Abortion rights advocates meanwhile renewed warnings that a decision gutting Roe could set off a chain reaction in conservative states. Nearly a dozen states, including several in recent years, have enacted so-called trigger bans outlawing all abortions if Roe is overturned.
“Alarm bells are ringing loudly about the threat to reproductive rights," said Nancy Northup, the president of the Center for Reproductive Rights, which is representing the Mississippi abortion clinics challenging the state's ban. "The consequences of a Roe reversal would be devastating."
Before taking the Mississippi case, the Supreme Court in recent years has largely shied away from abortion-related lawsuits, to the frustration of some conservatives on the bench and anti-abortion advocates aligned with former President Donald Trump. While the court recently took another abortion-related case out of Kentucky, the justices during those arguments will focus only a procedural question rather than consider the constitutional right to terminate a pregnancy.

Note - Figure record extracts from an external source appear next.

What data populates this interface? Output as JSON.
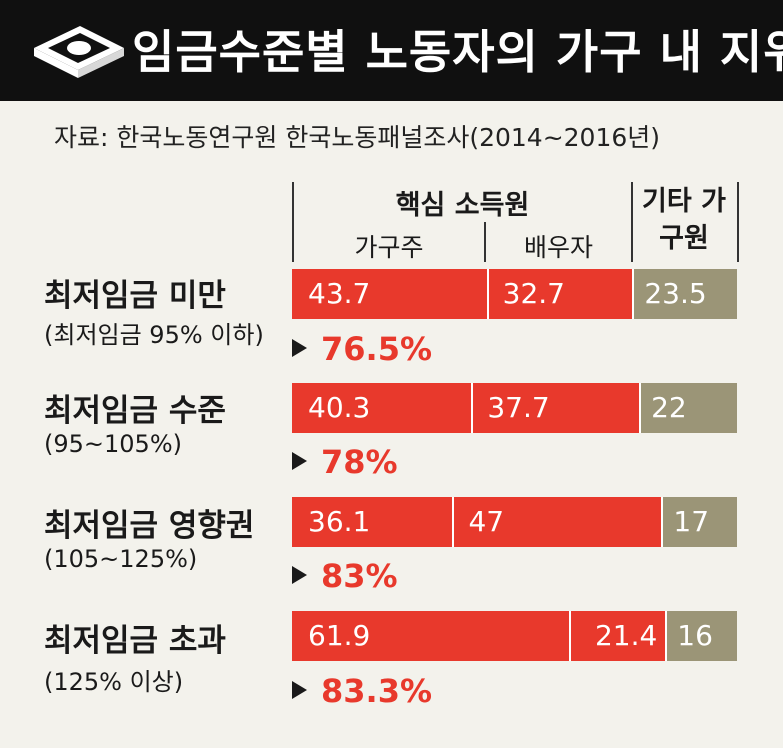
{
  "title": "임금수준별 노동자의 가구 내 지위",
  "source": "자료: 한국노동연구원 한국노동패널조사(2014~2016년)",
  "colors": {
    "core": "#e8392c",
    "other": "#9b9577",
    "header_bg": "#101010"
  },
  "chart_data": {
    "type": "bar",
    "stacked": true,
    "orientation": "horizontal",
    "group_header": "핵심 소득원",
    "columns": [
      "가구주",
      "배우자",
      "기타 가구원"
    ],
    "categories": [
      {
        "label": "최저임금 미만",
        "sub": "(최저임금 95% 이하)",
        "total": "76.5%"
      },
      {
        "label": "최저임금 수준",
        "sub": "(95~105%)",
        "total": "78%"
      },
      {
        "label": "최저임금 영향권",
        "sub": "(105~125%)",
        "total": "83%"
      },
      {
        "label": "최저임금 초과",
        "sub": "(125% 이상)",
        "total": "83.3%"
      }
    ],
    "series": [
      {
        "name": "가구주",
        "values": [
          43.7,
          40.3,
          36.1,
          61.9
        ],
        "labels": [
          "43.7",
          "40.3",
          "36.1",
          "61.9"
        ]
      },
      {
        "name": "배우자",
        "values": [
          32.7,
          37.7,
          47,
          21.4
        ],
        "labels": [
          "32.7",
          "37.7",
          "47",
          "21.4"
        ]
      },
      {
        "name": "기타 가구원",
        "values": [
          23.5,
          22,
          17,
          16
        ],
        "labels": [
          "23.5",
          "22",
          "17",
          "16"
        ]
      }
    ]
  }
}
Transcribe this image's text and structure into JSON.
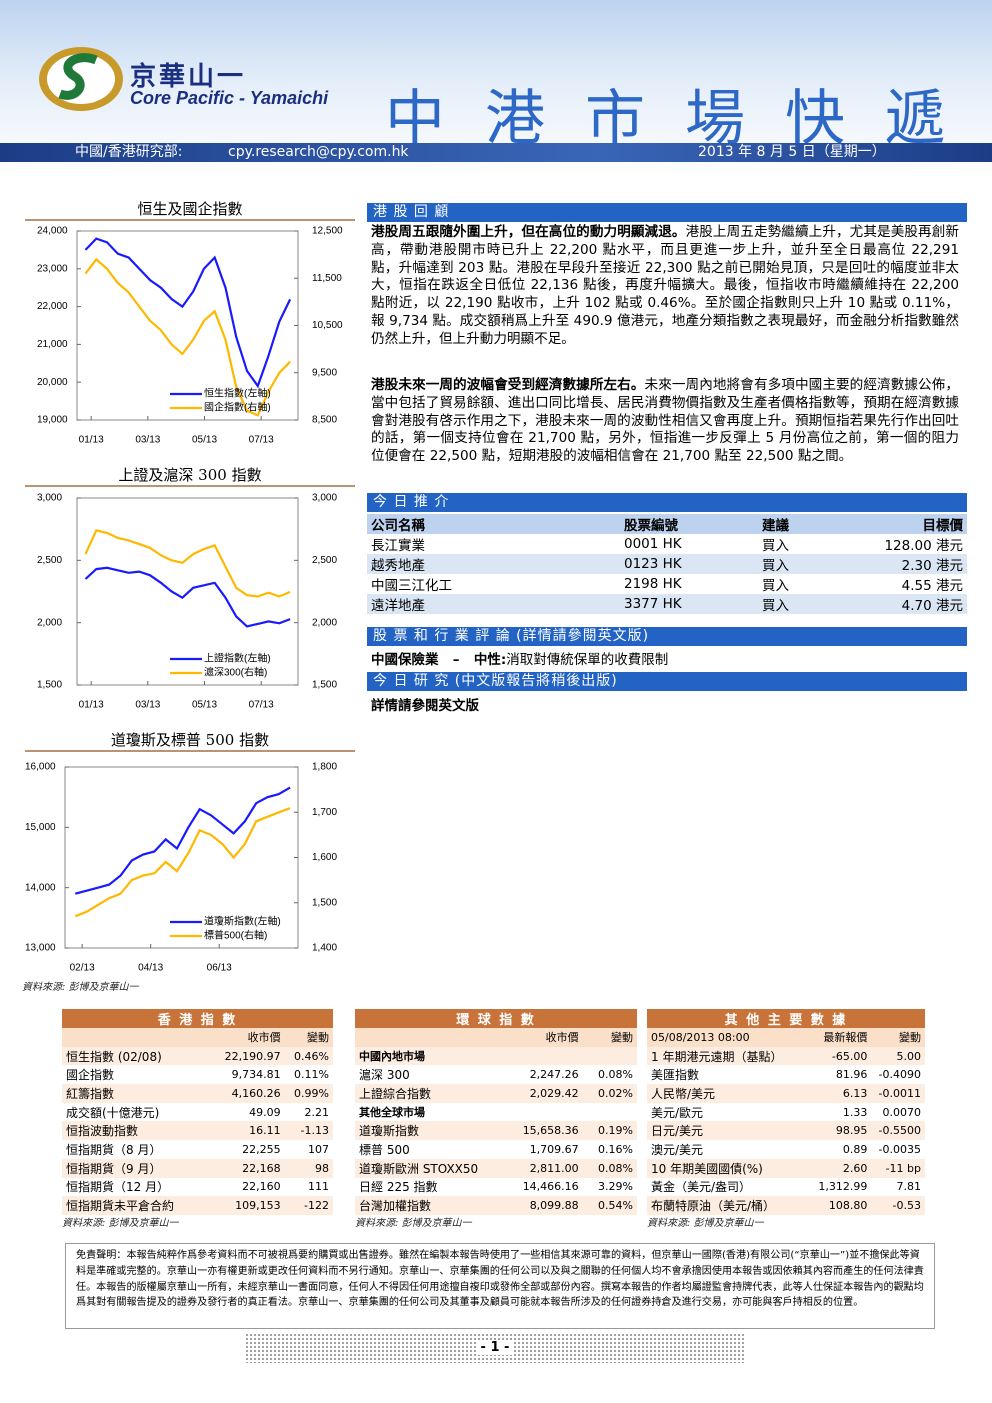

Accepting the Mississippi case indicates the justices could be receptive to other challenges that could result in new curbs on the procedure. More than a dozen abortion-related lawsuits are currently one step away from Supreme Court review, including state bans on surgical abortion methods and bans based on certain reasons for terminating a pregnancy, such as a fetal abnormality.
This year has seen a new wave of state legislation targeting abortion, with hundreds of bills introduced that could limit how, when and where people can terminate a pregnancy. Several of those bills have already been signed into law and are being challenged in lower federal courts.
The Supreme Court justices for months weighed whether to take the Mississippi case — an unusually long time. They discussed the case more than a dozen times in closed-door conferences before ultimately announcing Monday that they would hear the case.
The justices refused, however, to hear arguments on two other questions Mississippi asked them to consider: whether abortion providers have standing to challenge laws on behalf of their patients, and whether courts should scrutinize whether an abortion restriction has any health and safety benefits.
Justices Clarence Thomas and Samuel Alito in recent years have led their conservative colleagues in arguing for a rollback of abortion rights. Anti-abortion groups who backed Barrett’s nomination said they hope she will join them and support overturning Roe.
While Barrett sidestepped questions during her confirmation hearings about whether she would rule against Roe, she offered she does not consider the decision a “super-precedent” that the court could never overturn.